A limited number of human studies, all originating from the same group of investigators, have examined sleep quality in subjects with congenital isolated GH-deficiency and in acromegalic patients before and after treatment (90). In GH-deficient adults, a decrease in duration of SW sleep and a significant suppression in delta power were observed but there were no significant differences in REM sleep (90,91). After six months of daily treatment with 2 IU/m2 GH, the relative amount of REM sleep increased and there was a trend for an increased duration of SW sleep (92).
In untreated acromegalic patients without sleep apnea, standard polysomnography revealed a reduction in REM sleep as well as a reduction in amount of SW sleep as compared to control subjects (92). However, a more complex picture emerged when power spectral analysis of the EEG was performed (92). Indeed, though the minutes of REM and SW were decreased, the spectral energy per min spent in both REM and SW was increased, indicating that the amplitude of the EEG waves during both SW and REM sleep is higher in acromegalics than in control subjects (92). The amplitude of the EEG is the sum of the post-synaptic potentials of the cerebral cortex, and thus a higher energy presumably reflects an increased neuronal activity in the cerebral cortex. One year after adenomectomy, an important increase in REM time was observed, resulting in normal values for this age group (92). A moderate increase in SW sleep was also observed. Treatment normalized the EEG energy per minute in both SW and REM stages (92).

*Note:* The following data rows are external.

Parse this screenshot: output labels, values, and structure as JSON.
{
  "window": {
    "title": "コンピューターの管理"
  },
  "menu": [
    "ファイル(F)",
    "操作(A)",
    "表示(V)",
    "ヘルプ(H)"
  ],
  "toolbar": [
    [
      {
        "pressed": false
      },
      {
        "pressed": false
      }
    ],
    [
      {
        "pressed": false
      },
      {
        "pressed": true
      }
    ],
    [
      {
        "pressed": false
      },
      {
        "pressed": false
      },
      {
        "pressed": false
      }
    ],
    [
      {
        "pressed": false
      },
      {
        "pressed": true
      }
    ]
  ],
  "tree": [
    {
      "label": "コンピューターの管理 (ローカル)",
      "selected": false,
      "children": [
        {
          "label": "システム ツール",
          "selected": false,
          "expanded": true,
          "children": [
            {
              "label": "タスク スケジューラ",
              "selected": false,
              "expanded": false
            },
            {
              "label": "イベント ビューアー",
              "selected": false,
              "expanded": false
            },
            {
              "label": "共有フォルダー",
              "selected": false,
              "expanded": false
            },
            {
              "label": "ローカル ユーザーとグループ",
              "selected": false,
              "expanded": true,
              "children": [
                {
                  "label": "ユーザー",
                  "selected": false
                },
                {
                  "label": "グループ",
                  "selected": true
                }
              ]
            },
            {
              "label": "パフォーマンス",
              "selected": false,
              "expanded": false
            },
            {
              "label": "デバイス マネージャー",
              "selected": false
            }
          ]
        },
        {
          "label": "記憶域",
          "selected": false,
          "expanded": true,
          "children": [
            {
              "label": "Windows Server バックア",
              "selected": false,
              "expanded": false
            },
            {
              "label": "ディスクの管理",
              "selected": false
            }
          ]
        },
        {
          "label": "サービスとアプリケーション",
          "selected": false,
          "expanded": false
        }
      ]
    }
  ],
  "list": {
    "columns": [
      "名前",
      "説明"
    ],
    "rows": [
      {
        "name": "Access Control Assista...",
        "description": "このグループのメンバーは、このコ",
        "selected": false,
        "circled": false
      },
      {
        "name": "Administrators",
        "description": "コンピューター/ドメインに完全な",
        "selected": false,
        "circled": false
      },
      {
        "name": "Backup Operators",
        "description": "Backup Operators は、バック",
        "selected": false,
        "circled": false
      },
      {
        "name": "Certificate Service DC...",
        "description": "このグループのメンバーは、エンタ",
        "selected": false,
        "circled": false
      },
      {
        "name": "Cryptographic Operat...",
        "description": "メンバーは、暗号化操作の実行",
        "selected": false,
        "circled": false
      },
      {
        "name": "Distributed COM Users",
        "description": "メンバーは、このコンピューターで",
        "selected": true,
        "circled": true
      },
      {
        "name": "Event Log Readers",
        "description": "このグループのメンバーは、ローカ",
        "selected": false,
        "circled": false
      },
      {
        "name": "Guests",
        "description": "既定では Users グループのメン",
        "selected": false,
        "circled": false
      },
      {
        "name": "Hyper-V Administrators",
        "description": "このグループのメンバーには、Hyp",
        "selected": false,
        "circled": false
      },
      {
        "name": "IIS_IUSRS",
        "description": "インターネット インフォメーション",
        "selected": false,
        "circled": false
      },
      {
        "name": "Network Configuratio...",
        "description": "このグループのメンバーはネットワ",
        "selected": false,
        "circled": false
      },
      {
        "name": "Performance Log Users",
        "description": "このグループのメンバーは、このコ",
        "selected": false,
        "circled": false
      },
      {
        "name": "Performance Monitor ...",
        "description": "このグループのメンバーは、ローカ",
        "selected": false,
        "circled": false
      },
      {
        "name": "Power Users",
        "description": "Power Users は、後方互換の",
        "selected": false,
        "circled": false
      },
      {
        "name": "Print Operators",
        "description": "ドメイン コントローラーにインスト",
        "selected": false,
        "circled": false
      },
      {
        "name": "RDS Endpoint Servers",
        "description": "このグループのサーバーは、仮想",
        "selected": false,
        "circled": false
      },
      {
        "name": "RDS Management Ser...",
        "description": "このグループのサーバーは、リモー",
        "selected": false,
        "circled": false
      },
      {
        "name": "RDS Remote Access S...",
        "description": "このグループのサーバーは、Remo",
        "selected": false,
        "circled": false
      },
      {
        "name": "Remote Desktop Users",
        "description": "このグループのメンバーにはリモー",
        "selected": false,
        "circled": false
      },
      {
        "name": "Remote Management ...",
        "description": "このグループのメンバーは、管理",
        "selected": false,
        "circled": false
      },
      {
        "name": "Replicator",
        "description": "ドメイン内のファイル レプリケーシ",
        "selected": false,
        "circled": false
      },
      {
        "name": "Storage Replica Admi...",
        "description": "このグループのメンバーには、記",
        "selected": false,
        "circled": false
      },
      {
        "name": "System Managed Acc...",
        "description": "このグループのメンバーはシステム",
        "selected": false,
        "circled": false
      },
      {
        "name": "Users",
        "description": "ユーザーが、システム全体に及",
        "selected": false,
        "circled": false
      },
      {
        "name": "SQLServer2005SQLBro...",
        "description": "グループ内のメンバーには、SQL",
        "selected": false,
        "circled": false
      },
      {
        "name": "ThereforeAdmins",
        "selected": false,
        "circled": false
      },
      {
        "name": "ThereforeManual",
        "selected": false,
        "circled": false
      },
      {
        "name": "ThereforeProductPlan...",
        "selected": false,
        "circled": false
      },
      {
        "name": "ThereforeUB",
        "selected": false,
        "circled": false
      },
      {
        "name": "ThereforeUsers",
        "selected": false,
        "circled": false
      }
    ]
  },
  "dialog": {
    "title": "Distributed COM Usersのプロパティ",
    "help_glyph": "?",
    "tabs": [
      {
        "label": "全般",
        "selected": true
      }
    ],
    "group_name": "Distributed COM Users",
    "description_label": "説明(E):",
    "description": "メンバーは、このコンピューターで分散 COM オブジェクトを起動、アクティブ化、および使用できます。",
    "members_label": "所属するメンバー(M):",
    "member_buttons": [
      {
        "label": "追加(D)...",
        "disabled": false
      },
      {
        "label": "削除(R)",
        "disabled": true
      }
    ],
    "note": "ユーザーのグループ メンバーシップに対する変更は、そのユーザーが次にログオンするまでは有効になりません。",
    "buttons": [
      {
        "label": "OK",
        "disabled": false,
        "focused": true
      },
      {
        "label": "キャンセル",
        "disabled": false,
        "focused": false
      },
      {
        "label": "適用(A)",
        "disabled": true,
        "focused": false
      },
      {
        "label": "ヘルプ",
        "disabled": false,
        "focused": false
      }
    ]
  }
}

As will become apparent from the review given below in Effects of Exogenous GH Administration on Sleep Quality, some of the alterations of sleep quality found in patients with GH deficiency or acromegaly and the effects of treatments of these conditions are not consistent with the findings from studies on the effects of acute administration of GH or GHRH on sleep in normal subjects. However, it must be recognized that chronic pathological conditions and their correction by treatment may involve indirect effects on sleep quality in addition to those putatively mediated by the hormones of the somatotropic axis.
Rodent studies of sleep in hypothysectomized animals or in animals with lesions of the arcuate nucleus have provided conflicting observations and are difficult to interpret because neither model is specific for the somatotropic axis (reviewed in ref. 89). An association between chronic GH excess and increased sleep duration was demonstrated in giant "supermice" genetically engineered with extra GH genes (93).